Evaluating the two explanations objectively, Occam's Razor points clearly at the "simplest" explanation being the more likely to be correct.
According to a report by Consumer Reports 2016 (I don't have the link anymore as I'm no longer a CR subscriber, but I can point you to a publication that reported on this), Apple has a 10% breakage rate by the end of a 2nd year of ownership.
Butterfly switch MacBooks were sold since 2015. Apple sells about 18 million Macs per year, but let's just say 10 million per year are MacBooks with butterfly switches (that's being conservative, Apple says MacBooks are the most popular Macs they sell). That's 50 million MacBooks with butterfly switches. That's about 5 million broken MacBooks out there in the world right now.

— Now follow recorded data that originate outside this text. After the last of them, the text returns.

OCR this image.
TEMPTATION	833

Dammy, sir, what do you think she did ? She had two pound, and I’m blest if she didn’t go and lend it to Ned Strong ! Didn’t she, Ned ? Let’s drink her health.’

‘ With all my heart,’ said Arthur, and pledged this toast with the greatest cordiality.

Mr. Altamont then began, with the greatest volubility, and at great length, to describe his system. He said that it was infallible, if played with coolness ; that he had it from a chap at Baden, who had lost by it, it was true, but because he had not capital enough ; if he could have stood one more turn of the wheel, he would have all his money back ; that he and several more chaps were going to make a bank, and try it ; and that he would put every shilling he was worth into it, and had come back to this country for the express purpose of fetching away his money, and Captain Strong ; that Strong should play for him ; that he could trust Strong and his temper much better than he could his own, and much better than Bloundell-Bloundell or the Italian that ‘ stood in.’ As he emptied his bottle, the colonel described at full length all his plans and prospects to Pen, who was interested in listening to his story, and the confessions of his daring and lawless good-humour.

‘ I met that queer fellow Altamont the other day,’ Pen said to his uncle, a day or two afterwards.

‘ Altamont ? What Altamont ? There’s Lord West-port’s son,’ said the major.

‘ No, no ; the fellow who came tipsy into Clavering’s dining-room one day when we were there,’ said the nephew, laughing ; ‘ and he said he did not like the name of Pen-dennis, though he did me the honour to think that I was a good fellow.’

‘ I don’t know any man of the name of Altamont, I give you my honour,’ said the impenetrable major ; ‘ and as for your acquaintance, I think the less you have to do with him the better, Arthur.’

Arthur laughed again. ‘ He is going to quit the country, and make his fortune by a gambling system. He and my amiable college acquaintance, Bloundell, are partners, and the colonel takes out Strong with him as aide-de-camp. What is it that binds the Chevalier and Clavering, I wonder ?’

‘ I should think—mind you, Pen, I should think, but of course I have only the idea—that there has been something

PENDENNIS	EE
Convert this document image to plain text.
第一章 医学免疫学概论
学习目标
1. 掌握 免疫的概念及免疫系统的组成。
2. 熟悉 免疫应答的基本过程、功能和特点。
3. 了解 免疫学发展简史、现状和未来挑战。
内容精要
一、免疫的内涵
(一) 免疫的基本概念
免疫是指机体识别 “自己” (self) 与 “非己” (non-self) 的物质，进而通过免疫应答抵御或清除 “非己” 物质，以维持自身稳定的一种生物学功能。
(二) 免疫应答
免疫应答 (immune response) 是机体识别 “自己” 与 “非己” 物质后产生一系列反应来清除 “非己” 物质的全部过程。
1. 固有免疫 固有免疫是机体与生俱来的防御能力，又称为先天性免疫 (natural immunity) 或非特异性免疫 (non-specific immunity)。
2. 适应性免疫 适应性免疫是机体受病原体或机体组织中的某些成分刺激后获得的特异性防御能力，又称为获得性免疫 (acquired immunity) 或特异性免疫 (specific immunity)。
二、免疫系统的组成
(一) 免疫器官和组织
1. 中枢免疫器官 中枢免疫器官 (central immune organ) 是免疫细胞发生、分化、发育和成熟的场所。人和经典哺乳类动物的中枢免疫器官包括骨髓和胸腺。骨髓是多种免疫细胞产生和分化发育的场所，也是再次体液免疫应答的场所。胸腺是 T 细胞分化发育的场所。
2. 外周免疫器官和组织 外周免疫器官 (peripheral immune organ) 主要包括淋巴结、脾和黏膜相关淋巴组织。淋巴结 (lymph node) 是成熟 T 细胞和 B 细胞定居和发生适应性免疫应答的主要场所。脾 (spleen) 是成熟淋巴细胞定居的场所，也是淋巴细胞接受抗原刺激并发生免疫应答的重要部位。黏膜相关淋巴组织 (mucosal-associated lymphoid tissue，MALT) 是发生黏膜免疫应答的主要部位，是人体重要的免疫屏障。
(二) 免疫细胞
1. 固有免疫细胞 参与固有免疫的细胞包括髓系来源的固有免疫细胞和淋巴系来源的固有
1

So at a 10% failure rate, 5 million MacBooks are bound to have MANY reports of keyboard failures, especially when each of those 78 keys are a movable part compared to, say, a camera.
So when you ask "why there are so many reports of unreliability", there's your answer. This is objective.
I can hypothesize that the combination of these reasons is why keyboard issues are overblown:
- It's a new piece of technology and therefore gave people a thing to blame
- People generally don't like the feel of the keys and therefore have an overall negative feel to the keyboard
- Social media growth gave customers a megaphone for any issues (Twitter grew from ~30 million active monthly users in 2010 to 300 million in 2015, for instance)
If you are a CEO and there are rumors that your product is unreliable, the last thing you would do is to issue a repair program, because it's bound to be interpreted in the obvious way: "if the product needs a repair program, it's unreliable. Confirmed!". It would be the dumbest PR move ever.
If I saw the data showing it's not an issue, I'd launch a program to back the keyboard reliability and ease the minds of current and potential customers. It's subjective of whether it's the dumbest PR move ever. Saying "you're typing it wrong" would be the dumbest PR move ever IMO.
Apple is much more likely to have issued the repair program because... the keyboard needed a repair program.
To back the product and ease the minds of current and potential customers. Good PR move to keep the trust of customers.